The genus contains some interesting plants, with globular or small columnar ovoid stems, forming plump cacti. The spines are numerous and strong. The flowers are borne on the young areoles, and are usually yellow in colour.

Echinocactus Grusonii. Central Mexico. A very popular plant with growers, found in most collections. The light green stems are solitary, globose or cylindrical according to age, and the ribs may vary in number from 20 to 30. When young the spines are pale golden-yellow, turning almost white as plants get older. Radial spines number 8 to io, central spines 3 to 5. The flowers are yellow and open during sunshine, but are never fully open.

Echinocactus ingens. Mexico. The stem is globular or elongated, sea-green with purplish brown shading, and very woolly at the top. This is one of the largest of the spherical cacti. In young plants, the ribs number 5 to 8, but old plants possess many ribs. The areoles are large, with abundant yellowish wool, each bearing 8 radial spines and 1 central spine. The flowers are reddish-yellow outside and yellow inside.

Echinocactus ingens visnaga. Young plants are globular, but they become elongated with age. The plants are greyish-green with tawny wool at the top. There are up to 40 ribs with roundish or elongated areoles bearing pale brown-ringed spines, 4 thick and 6 thin, spreading crosswise; the upper part of the spine is thick and long. Flowers, yellow.

Echinocactus horizonthalonius. Texas, New Mexico to Arizona and N. Mexico.
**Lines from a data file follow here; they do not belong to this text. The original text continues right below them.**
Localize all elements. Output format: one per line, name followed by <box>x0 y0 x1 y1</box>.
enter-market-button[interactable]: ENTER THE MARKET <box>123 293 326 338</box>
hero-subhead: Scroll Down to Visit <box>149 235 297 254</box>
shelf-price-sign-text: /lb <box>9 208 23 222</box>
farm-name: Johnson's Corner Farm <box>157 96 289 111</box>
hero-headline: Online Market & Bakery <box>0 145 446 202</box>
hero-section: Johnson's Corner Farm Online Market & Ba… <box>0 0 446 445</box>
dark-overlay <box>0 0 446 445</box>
This is a small and beautiful species. The pale sea-green stem is solitary, globular or cylindrical, with 7 to 13 ribs, rounded and frequently spirally arranged. The areoles are woolly and contain 6 to 9 spines; the single central spine, when present, is even stronger than the marginal ones. The flower is beautiful, pale pink in colour, and striking against the sea-green stem.